The Chachapoyas, also called the "Warriors of the Clouds", was a culture of Andes living in the cloud forests of the Amazonas Region of present-day Peru. The Inca Empire conquered their civilization shortly before the Spanish conquest in the 16th century. At the time of the arrival of the conquistadors, the Chachapoyas were one of the many nations ruled by the Incas, although their incorporation had been difficult due to their constant resistance to Inca troops.
Since the Incas and conquistadors were the principal sources of information on the Chachapoyas, there is little first-hand or contrasting knowledge of the Chachapoyas. Writings by the major chroniclers of the time, such as Inca Garcilaso de la Vega, were based on fragmentary second-hand accounts. Much of what we do know about the Chachapoyas culture is based on archaeological evidence from ruins, pottery, tombs and other artifacts. Spanish chronicler Pedro Cieza de León noted that, after their annexation to the Inca Empire, they adopted customs imposed by the Cusco-based Inca. By the 18th century, the Chachapoyas had been devastated; however, they remain a distinct strain within the indigenous peoples of modern Peru.
The Chachapoyas' territory was located in the northern regions of the Andes in present-day Peru. It encompassed the triangular region formed by the confluence of the Marañón River and the Utcubamba in Bagua Province, up to the basin of the Abiseo River where the Gran Pajáten is located. This territory also included land to the south up to the Chuntayaku River, exceeding the limits of the current Amazonas Region towards the south. But the center of the Chachapoyas culture was the basin of the Utcubamba river. Due to the great size of the Marañón river and the surrounding mountainous terrain, the region was relatively isolated from the coast and other areas of Peru, although there is archaeological evidence of some interaction between the Chachapoyas and other cultures.
The contemporary Peruvian city of Chachapoyas, Peru derives its name from the word for this ancient culture as does the defined architectural style. Inca Garcilaso de la Vega noted that the Chachapoyas territory was so extensive that.
We could easily call it a kingdom because it has more than fifty leagues long per twenty leagues wide, without counting the way up to Muyupampa, thirty leagues long more
A league was a measurement of about 5 kilometres (3.1 mi).
The area of the Chachapoyas is sometimes referred to as the "Amazonian Andes" due to it being part of a mountain range covered by dense tropical forest.

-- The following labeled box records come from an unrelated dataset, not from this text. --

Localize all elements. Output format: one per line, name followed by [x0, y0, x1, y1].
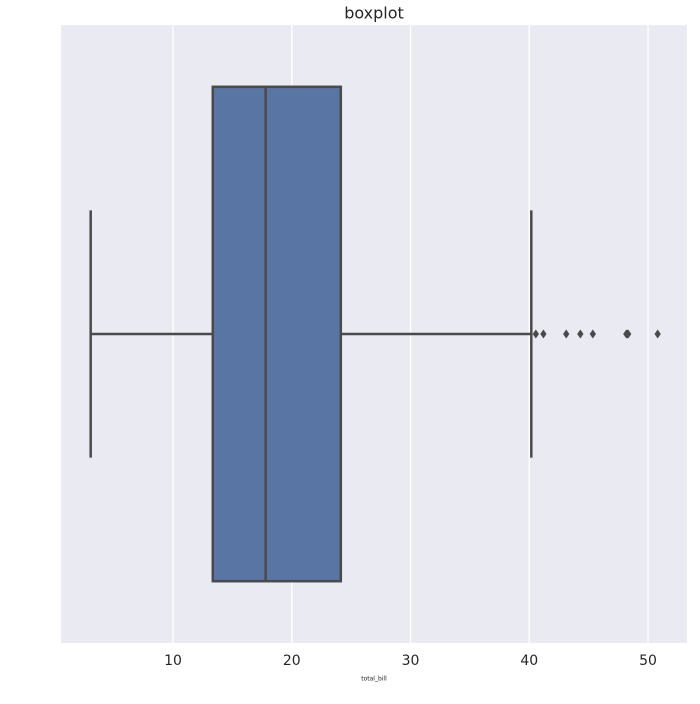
x-tick-label: 50	[639, 653, 657, 669]
box	[211, 85, 343, 583]
flier	[577, 329, 584, 339]
x-tick-label: 10	[164, 653, 182, 669]
flier	[625, 329, 632, 339]
flier	[654, 329, 661, 339]
x-tick-label: 30	[402, 653, 420, 669]
flier	[540, 329, 547, 339]
flier	[563, 329, 570, 339]
chart-title: boxplot	[344, 4, 404, 23]
x-axis-label: total_bill	[361, 676, 387, 683]
flier	[589, 329, 596, 339]
x-tick-label: 20	[283, 653, 301, 669]
flier	[532, 329, 539, 339]
x-tick-label: 40	[520, 653, 538, 669]
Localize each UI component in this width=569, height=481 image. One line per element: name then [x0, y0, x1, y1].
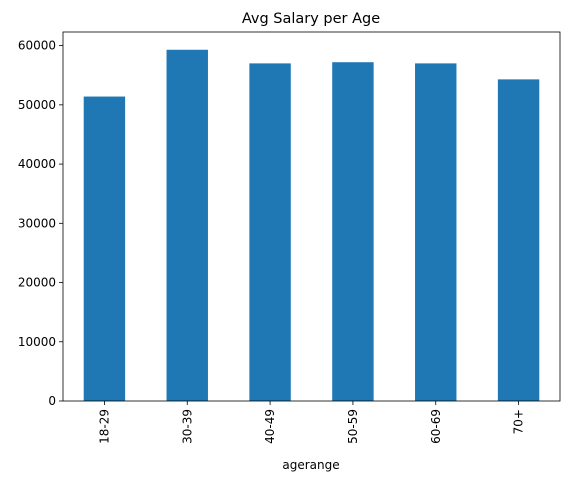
x-tick-label: 50-59 — [346, 409, 360, 444]
x-tick-label: 30-39 — [180, 409, 194, 444]
bar-30-39 — [166, 49, 208, 402]
y-tick-label: 50000 — [18, 98, 56, 112]
y-tick-label: 60000 — [18, 39, 56, 53]
axes-frame — [62, 31, 561, 402]
x-axis-label: agerange — [282, 458, 339, 472]
y-tick-label: 10000 — [18, 335, 56, 349]
chart-title: Avg Salary per Age — [242, 11, 380, 27]
y-tick-label: 30000 — [18, 216, 56, 230]
bar-18-29 — [83, 96, 126, 401]
y-tick-label: 20000 — [18, 276, 56, 290]
x-tick-label: 18-29 — [97, 409, 111, 444]
y-tick-label: 0 — [48, 394, 56, 408]
x-tick-label: 70+ — [512, 409, 526, 434]
bar-50-59 — [332, 62, 374, 402]
bar-70+ — [497, 79, 540, 401]
bar-60-69 — [415, 63, 457, 401]
x-tick-label: 60-69 — [429, 409, 443, 444]
plot-area: 0 10000 20000 30000 40000 50000 60000 18-29 30-3… — [18, 31, 561, 444]
y-tick-label: 40000 — [18, 157, 56, 171]
bar-40-49 — [249, 63, 291, 401]
x-tick-label: 40-49 — [263, 409, 277, 444]
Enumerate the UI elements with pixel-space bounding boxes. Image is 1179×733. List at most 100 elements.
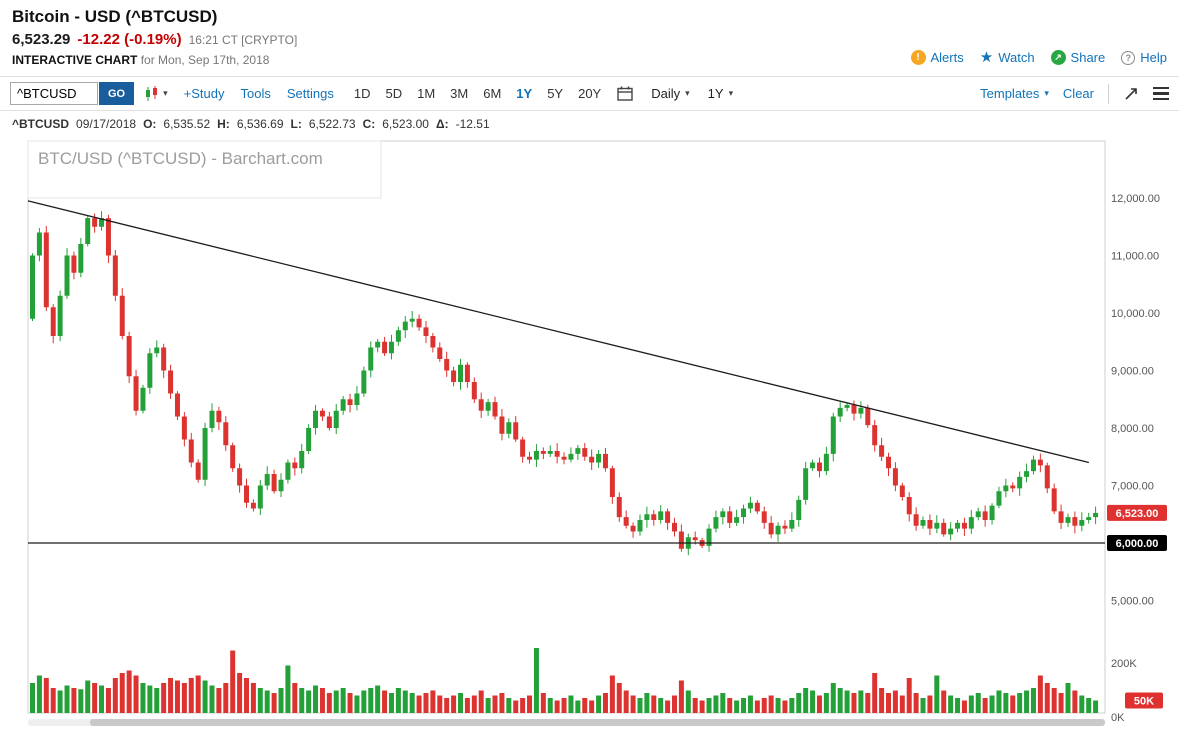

The Amazonian Andes constitute the eastern flank of the Andes, which were once covered by dense Amazon vegetation. The region extended from the cordillera spurs up to altitudes where primary forests still stand, usually above 3,500 metres (11,500 ft). The cultural realm of the Amazonian Andes occupied land situated between 2,000–3,000 metres (6,600–9,800 ft).
Their architecture demonstrates decidedly non-Inca features, such as protruding geometric patterns, cornices, and friezes. Kuelap's setting is unforgettably beautiful - a tropical cloud forest festooned with orchids and steeped in mystery.
The Revash Tombs, the Karajia Sarcophagi and the extensive network of Chachapoyas paved trails also serve as a reminder of the greatness of this vanished nation. Archaeologists just now are mapping and excavating many important Chachapoyas sites. The museum in Leymebamba, which displays 200 mummies recovered from the remote Lake of the Condors, describes the extraordinary embalming methods of the Chachapoya, their lifestyle and culture. The Museum also houses a collection of knotted Quipu, the record-keeping device of the Incas.